The Emperor's Soul
- Cover showing artwork by Alexander Nanitchkov.
- Author: Brandon Sanderson
- Audio read by: Angela Lin
- Cover artist: Alexander Nanitchkov
- Language: English
- Series: The Cosmere
- Genre: Fantasy
- Set in: Sel (same world as Elantris)
- Published: October 10, 2012
- Publisher: Tachyon Publications
- Publication place: United States
- Media type: Trade paperback
- Pages: 175
- Awards: Hugo Award for Best Novella (2013)
- ISBN: 978-1-61696-092-6
- OCLC: 793575540
- Website: The Emperor's Soul^{[dead link]}

= The Emperor's Soul =

2012 fantasy novella by Brandon Sanderson

The Emperor's Soul is a fantasy novella written by American author Brandon Sanderson. It was first published in October 2012 by Tachyon Publications. It won the 2013 Hugo Award for best novella. The novella is included in the 2016 Arcanum Unbounded: The Cosmere Collection.

==Plot==
Shai is a thief and practitioner of magical forgery who has been arrested and sentenced to death. The Emperor's corrupt advisors offer to free her if she agrees to forge a new soul for the Emperor, who has been left brain dead by an assassination attempt. She agrees, but plans to escape. She is given 100 days to forge the soul, given only official histories, the Emperor's diary, and Gaotona, the only non-corrupt advisor, a task even she deems impossible. As the two research the Emperor's past together, Gaotona learns more about forgery, a generally detested practice, and the two develop a grudging respect for each other. During this task, Shai realizes the Emperor had once been idealistic, but a life of leisure resulted in his recent indulgence, and resolves to create and tweak the soul as her masterpiece, setting him on a better path. Though many opportunities present themselves, Shai puts off escaping until the work is done, whereupon Gaotona helps her win her freedom against his colleagues' treachery. The Emperor, with the forged soul, resumes his rule.

==Setting==
The Emperor's Soul is set in the Rose Empire, a nation on the shardworld of Sel. This is the same world in which Elantris was set, though few connections are made to that book within The Emperor's Soul. In the postscript, Sanderson explains that he was inspired to write this story after visiting the National Palace Museum in Taiwan and also by memories from the two years he spent in Korea as a missionary for The Church of Jesus Christ of Latter-day Saints.

==Audiobook==
An audiobook version of the book was released on November 2, 2012 by Audible.com, read by narrator Angela Lin.

==Reception==
The Emperor's Soul won the 2013 Hugo Award for Best Novella. Strange Horizons called it "thoughtful yet exciting" and "difficult to put down," and judged that it deserved its award because of the questions it raises about the nature of art.
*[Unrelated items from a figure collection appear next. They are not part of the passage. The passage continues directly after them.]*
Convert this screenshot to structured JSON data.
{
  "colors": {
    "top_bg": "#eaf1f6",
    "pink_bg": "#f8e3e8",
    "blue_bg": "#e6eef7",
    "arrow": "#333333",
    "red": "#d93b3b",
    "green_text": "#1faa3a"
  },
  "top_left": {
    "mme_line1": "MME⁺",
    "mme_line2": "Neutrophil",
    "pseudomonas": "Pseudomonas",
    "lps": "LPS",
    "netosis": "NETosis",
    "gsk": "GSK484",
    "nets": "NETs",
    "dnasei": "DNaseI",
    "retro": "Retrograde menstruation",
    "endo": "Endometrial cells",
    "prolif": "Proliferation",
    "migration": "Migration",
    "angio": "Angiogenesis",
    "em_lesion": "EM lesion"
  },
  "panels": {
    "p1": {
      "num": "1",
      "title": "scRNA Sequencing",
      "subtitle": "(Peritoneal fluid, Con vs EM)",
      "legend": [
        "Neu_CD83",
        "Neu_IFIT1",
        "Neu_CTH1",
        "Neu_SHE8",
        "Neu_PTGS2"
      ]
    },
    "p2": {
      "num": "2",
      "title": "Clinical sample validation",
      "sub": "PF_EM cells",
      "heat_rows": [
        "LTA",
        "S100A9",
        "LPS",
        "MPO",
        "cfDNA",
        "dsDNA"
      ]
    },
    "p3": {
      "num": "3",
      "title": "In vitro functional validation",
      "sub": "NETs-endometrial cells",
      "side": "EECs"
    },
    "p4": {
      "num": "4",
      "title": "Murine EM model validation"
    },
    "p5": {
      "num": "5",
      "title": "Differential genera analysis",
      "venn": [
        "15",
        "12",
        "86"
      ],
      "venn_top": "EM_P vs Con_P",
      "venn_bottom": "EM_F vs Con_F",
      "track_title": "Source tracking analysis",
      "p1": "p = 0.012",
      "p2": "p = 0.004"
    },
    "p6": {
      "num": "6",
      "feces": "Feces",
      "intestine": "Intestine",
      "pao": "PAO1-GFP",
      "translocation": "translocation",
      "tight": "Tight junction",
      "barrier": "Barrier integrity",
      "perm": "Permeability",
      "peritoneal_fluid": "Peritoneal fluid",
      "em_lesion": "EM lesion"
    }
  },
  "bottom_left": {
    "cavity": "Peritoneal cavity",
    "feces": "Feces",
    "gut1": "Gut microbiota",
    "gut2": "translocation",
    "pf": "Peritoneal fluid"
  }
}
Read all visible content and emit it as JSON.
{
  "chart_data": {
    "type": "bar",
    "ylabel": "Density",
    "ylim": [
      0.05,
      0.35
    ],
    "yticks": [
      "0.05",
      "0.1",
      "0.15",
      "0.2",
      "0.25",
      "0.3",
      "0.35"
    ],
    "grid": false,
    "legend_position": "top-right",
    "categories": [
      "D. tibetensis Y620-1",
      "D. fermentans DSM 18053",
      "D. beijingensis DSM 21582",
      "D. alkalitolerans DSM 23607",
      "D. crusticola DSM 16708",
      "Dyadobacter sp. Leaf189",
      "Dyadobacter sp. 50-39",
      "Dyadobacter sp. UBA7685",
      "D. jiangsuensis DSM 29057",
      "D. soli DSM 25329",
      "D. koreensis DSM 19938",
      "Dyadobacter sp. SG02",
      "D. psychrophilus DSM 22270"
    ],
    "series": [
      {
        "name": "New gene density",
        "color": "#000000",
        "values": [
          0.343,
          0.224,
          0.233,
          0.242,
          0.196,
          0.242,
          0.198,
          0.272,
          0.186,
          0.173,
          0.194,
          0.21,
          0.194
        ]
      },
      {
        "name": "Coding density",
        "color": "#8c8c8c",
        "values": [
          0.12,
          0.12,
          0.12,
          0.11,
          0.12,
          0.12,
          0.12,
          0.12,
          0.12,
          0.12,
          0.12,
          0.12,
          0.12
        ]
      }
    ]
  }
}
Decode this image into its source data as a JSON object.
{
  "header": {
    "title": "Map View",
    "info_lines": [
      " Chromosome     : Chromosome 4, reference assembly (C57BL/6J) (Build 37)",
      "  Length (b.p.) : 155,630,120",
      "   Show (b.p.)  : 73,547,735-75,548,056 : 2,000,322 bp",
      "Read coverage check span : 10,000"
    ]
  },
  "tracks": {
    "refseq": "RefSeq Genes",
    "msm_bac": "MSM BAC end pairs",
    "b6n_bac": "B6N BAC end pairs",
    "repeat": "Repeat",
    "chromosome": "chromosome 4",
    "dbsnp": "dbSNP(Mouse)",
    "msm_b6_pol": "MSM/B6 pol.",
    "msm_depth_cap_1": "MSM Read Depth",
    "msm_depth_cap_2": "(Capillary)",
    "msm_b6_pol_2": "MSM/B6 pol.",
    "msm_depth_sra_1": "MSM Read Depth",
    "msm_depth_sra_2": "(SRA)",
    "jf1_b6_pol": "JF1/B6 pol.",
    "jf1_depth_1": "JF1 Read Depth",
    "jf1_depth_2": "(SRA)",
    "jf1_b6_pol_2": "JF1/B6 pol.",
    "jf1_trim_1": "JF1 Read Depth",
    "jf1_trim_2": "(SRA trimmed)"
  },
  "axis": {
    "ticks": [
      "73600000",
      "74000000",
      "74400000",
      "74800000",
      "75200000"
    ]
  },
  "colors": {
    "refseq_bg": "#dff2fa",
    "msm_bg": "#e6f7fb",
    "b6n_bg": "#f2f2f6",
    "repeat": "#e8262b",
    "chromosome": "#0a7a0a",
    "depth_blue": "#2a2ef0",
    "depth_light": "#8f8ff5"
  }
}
The A.V. Club described Forgery as "one of (the) more intriguing (magical systems that Sanderson has created)", but noted that the magic is "far more developed than any of the characters"—while conceding that "the tale is never dull". Tor.com similarly described the work as "enjoyable" and "a worthy addition to Sanderson’s bibliography", and recommended it to "readers who enjoy getting into the intricacies of a magic system", but faulted it as "abbreviated and a bit unbalanced", positing that it would have worked better as a full-length novel.